The Sun Microsystems Analogy
Once again, I’ve seen this play out before. At the height of the dot-com boom, I joined Sun Microsystems after its acquisition of Infrasearch. Sun, like NVIDIA today, was the default infrastructure provider for the internet’s first major growth phase. It sold high-margin, vertically integrated servers to a small set of high-spending customers. Java, Solaris, and SPARC were household names in computing.
But Sun failed to adapt. Open source software, commodity hardware, and new deployment patterns disrupted its core business. Investors were slow to accept this change, but once the dot-com bubble burst, the search for lower-cost, more modular alternatives accelerated. Clusters of AMD machines running Linux and PHP quietly outperformed their heavyweight predecessors. The shift was architectural and irreversible.
Let’s be clear: NVIDIA is not Sun. But it may be closer than it appears. Its margins, market share, and investor narrative all rely on assumptions built during the scale era.

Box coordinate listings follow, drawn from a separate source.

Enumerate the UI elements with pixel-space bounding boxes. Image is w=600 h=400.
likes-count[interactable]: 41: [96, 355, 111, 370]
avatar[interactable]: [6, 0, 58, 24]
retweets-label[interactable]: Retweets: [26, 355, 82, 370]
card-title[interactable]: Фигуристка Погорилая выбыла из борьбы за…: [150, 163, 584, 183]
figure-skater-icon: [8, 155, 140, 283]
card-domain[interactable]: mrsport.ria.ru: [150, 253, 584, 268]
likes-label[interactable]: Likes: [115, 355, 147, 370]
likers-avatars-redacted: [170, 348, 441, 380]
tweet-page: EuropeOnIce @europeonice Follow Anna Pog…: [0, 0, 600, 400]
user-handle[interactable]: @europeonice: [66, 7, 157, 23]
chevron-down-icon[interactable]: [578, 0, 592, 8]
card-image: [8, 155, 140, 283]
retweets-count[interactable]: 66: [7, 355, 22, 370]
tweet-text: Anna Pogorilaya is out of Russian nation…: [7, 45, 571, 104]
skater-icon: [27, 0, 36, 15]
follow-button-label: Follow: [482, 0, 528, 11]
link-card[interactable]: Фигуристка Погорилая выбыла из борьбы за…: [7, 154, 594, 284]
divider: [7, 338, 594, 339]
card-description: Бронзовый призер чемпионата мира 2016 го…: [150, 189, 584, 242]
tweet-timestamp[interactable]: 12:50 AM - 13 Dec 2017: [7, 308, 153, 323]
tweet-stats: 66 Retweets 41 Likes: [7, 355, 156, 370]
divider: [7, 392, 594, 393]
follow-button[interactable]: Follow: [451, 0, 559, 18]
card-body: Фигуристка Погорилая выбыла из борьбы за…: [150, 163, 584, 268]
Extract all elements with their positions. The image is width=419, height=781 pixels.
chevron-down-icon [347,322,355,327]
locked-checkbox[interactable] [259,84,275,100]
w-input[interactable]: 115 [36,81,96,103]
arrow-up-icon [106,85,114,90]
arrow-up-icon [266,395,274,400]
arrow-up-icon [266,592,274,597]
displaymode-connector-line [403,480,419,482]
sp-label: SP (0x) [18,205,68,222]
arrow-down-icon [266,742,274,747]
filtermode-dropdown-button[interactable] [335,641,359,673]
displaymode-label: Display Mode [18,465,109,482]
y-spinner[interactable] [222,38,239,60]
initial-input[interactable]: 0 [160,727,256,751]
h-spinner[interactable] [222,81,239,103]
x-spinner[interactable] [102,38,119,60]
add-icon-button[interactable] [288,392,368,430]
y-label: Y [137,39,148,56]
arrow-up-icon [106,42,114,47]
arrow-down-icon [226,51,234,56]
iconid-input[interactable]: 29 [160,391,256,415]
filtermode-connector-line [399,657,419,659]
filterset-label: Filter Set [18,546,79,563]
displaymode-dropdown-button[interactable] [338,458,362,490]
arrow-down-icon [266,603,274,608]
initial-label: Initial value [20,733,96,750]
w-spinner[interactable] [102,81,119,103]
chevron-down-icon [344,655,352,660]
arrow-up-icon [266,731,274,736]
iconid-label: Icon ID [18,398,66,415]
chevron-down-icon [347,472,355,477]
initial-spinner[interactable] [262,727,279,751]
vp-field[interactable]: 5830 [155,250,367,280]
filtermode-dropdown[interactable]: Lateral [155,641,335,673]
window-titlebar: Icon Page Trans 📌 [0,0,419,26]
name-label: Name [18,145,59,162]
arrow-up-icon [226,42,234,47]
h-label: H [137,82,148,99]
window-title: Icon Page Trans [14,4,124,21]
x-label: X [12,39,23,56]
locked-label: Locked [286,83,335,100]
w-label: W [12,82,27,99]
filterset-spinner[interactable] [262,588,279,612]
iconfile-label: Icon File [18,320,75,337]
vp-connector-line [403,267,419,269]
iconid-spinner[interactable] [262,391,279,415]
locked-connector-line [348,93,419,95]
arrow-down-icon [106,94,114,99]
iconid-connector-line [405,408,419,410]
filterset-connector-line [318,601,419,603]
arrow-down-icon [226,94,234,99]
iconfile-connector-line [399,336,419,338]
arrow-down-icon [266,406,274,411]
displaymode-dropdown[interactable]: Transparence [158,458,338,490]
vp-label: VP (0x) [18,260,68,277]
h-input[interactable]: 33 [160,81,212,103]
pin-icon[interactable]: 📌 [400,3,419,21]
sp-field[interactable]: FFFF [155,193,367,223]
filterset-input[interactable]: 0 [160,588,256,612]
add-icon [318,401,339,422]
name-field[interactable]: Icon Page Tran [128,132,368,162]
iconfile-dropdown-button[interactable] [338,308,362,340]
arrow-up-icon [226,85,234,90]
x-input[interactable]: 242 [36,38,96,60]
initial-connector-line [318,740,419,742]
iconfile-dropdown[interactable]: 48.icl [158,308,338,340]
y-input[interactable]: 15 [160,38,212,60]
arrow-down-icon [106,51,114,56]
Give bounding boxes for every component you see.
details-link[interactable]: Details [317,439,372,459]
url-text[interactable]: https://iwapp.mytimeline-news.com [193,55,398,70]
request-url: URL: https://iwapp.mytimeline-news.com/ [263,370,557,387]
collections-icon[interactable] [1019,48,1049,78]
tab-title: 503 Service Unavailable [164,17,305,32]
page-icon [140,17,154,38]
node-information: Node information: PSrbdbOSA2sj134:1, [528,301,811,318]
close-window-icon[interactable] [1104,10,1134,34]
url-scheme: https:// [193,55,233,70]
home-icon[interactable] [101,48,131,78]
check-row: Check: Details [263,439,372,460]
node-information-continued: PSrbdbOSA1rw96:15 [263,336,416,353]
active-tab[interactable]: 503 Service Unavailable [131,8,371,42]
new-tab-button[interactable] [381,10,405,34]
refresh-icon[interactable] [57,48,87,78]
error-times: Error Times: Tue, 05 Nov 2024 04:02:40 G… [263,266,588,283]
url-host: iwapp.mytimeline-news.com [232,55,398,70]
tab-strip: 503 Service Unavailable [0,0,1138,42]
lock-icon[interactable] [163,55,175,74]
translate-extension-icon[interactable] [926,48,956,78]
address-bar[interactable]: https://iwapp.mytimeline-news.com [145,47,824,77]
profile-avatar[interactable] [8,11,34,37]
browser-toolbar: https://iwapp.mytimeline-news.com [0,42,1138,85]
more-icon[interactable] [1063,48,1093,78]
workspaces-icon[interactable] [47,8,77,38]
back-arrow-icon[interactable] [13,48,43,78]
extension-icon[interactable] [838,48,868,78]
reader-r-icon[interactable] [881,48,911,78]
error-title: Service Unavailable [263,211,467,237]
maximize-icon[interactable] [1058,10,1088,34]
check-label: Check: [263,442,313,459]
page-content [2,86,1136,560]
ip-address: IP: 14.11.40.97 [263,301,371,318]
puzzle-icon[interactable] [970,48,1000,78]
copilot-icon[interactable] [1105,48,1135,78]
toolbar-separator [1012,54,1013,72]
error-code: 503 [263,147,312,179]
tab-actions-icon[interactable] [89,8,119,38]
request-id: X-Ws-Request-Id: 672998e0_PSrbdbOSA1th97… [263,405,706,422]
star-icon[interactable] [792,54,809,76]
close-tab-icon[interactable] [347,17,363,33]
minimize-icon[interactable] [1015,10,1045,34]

If coordination, memory, and algorithmic efficiency emerge as the next bottlenecks, the locus of innovation will shift away from monolithic GPU clusters and toward more distributed, heterogeneous systems. Financial shocks, such as rising energy costs, trade instability, or a slowdown in AI ROI, could accelerate this turn.
Next-Level Intelligence
We are at the beginning of AI’s next phase. Investor enthusiasm still overwhelmingly rewards throughput, volume, and lock-in, but this is what I call “fighting the last war.” These were the right heuristics for the first wave. They are insufficient for what comes next.
The systems being built now will look more like networks than pipelines. They will learn continuously, not episodically. They will be optimized for outcome, not benchmark. And they will demand new primitives: memory that lives outside the model, agents that can self-coordinate, and algorithms that squeeze more from less.
Much of this stack remains undefined. That’s precisely the opportunity.
As algorithmic innovation starts to outrun hardware progression, the advantage shifts to those building leaner, smarter, more adaptable systems. That advantage may not belong to today’s largest incumbents. It may belong to a new generation of builders who understand that the future of AI won’t be decided by how big your cluster is, but by how well your systems think together.